秋の長夜に相応しい中秋の名月。月を眺めるという名目の宴の主催者は帝。どうやら今晩の志成様の仕事は、宴での帝の警護だったらしい。
 上座に座る帝は、金の髪が美しく、とても四十手前には見えない。そんな帝の側には、これまた美しく整った顔の軍服姿の志成様が控えている。秋らしい様相に飾り付けられた室内の趣よりも、上座から感じる顔面破壊力の方が強い。周囲の全女性の視線を掻っ攫っているのではないだろうか。

 急遽宴に参加することになった私だが、志成様のコネなのか、暁烏という家柄のお陰か、すんなりと席が用意されたらしい。紅梅色の訪問着を着た私は大人しく宴に参加していた。

「見慣れない顔ですね。どちらの家のお嬢……いえ、奥様でしょうか?」

 どうやら沢山の貴族が参加する宴だったようで、近い席の者同士で歓談を楽しんでいる。しかし今まで鷹宮の屋敷に引きこもってきた私の顔など、知っている者の方が少ない。ただ四大名家の一つなだけあって、暁烏の名を出すと皆丁寧に接してくれた。

「あぁ、噂の……宴に出られるほど体調が良くなられたのですか?」
「志成様が、合う薬を見つけてくださったので。ご心配ありがとうございます」
「暁烏は身内以外には非常に冷酷だと聞く。特に当主様は顕著らしいが」
「志成様は、とても優しい人ですよ。それこそ私には勿体無いくらいの」

 私の噂だけは知っているという人は多いので、ひとまず志成様のおかげで元気になったのだと広めておく。私には政の話は難しいので、地道に志成様や暁烏の好感度上げに徹することにした。

 そうやって初対面の人達と話しつつ、目の前に置かれていた月を模した和菓子に手を伸ばした瞬間だった。後ろからヌッと手が出てきて、私の手の甲を掴む。同時に反対側の肩も掴まれて、驚いた私はビクッと体を跳ねさせた。ふわりと深みある甘さが香る。

「ごめんね。驚かすつもりじゃなかったんだよ」

 私の耳元で響く声は、志成様ではない。
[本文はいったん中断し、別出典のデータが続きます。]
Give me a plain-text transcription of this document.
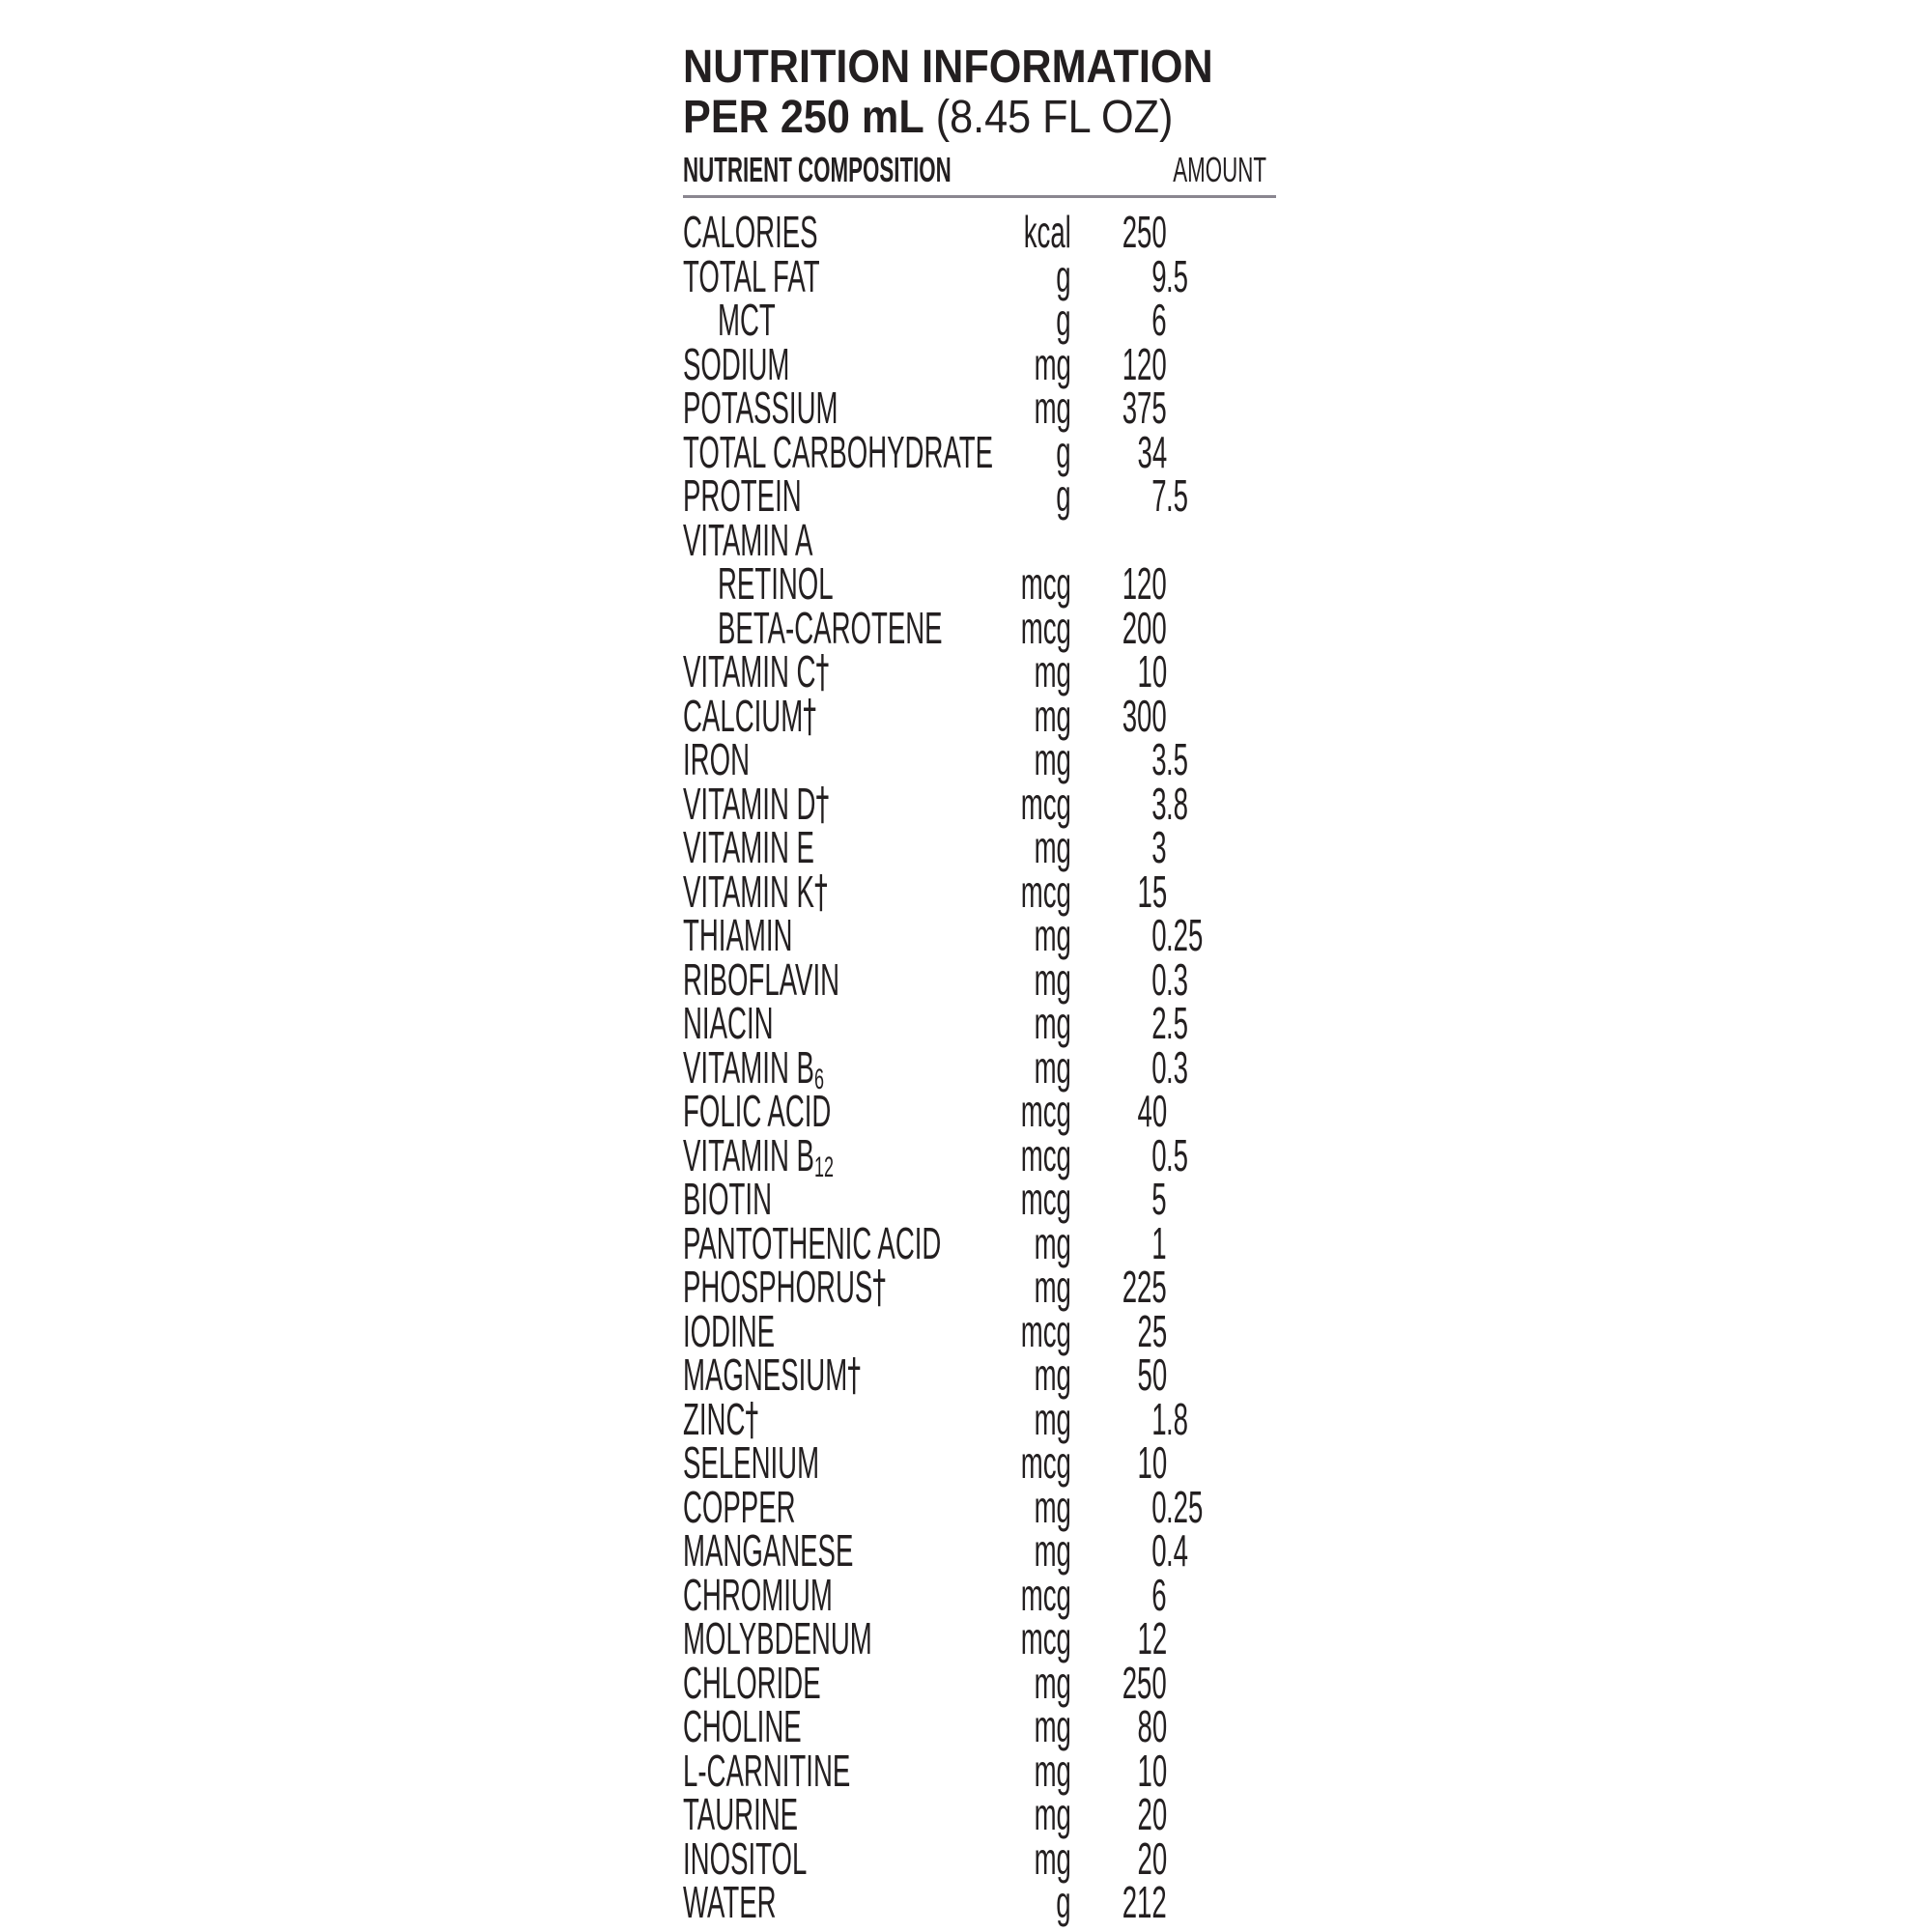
NUTRITION INFORMATION
PER 250 mL (8.45 FL OZ)
NUTRIENT COMPOSITION	AMOUNT
CALORIES	kcal 250
TOTAL FAT	g 9 .5
MCT	g 6
SODIUM	mg 120
POTASSIUM	mg 375
TOTAL CARBOHYDRATE g 34
PROTEIN	g 7 .5
VITAMIN A
RETINOL	mcg 120
BETA-CAROTENE mcg 200
VITAMIN C†	mg 10
CALCIUM†	mg 300
IRON	mg 3 .5
VITAMIN D†	mcg 3 .8
VITAMIN E	mg 3
VITAMIN K†	mcg 15
THIAMIN	mg 0 .25
RIBOFLAVIN	mg 0 .3
NIACIN	mg 2 .5
VITAMIN $B_6$	mg 0 .3
FOLIC ACID	mcg 40
VITAMIN $B_{12}$	mcg 0 .5
BIOTIN	mcg 5
PANTOTHENIC ACID mg 1
PHOSPHORUS†	mg 225
IODINE	mcg 25
MAGNESIUM†	mg 50
ZINC†	mg 1 .8
SELENIUM	mcg 10
COPPER	mg 0 .25
MANGANESE	mg 0 .4
CHROMIUM	mcg 6
MOLYBDENUM	mcg 12
CHLORIDE	mg 250
CHOLINE	mg 80
L-CARNITINE	mg 10
TAURINE	mg 20
INOSITOL	mg 20
WATER	g 212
恐る恐る首を捻って後方を確認すると……そこにいたのは、帝だった。
 驚きすぎた私は、挨拶するのも頭を下げるのも忘れて固まってしまう。

「私のせいで志成と喧嘩したんだって? ほら……こうやって体を寄せると香りが分かるかな。羽織に付いていた香りと同じだろう」
「は……はい」
「疑いは晴れた? 羽織を裁ち鋏で切り刻んだって聞いたよ。流石鷹宮で育っただけあって怒ると強烈。血筋より育ちだね」
「私は生まれも育ちも鷹宮なのですが……」

 帝の発言の意味が分からない。困惑する私の耳元で帝は「そう思っているのは君だけだよ」と囁く。先程まで話をしていた隣の人に視線を向ければ、サッと目を逸らされてしまった。

 (帝の悲恋に、亡くなった想い人。鷹宮らしくない容姿の私は、不貞の子と言われ続けた。お父様に呪詛をかけられて、贄として育てられたのは……もしかして?)

 私の疑念は徐々に確信に変わる。ゆっくりと大きく瞬きする私を見た帝は、私とは反対にその目を細めた。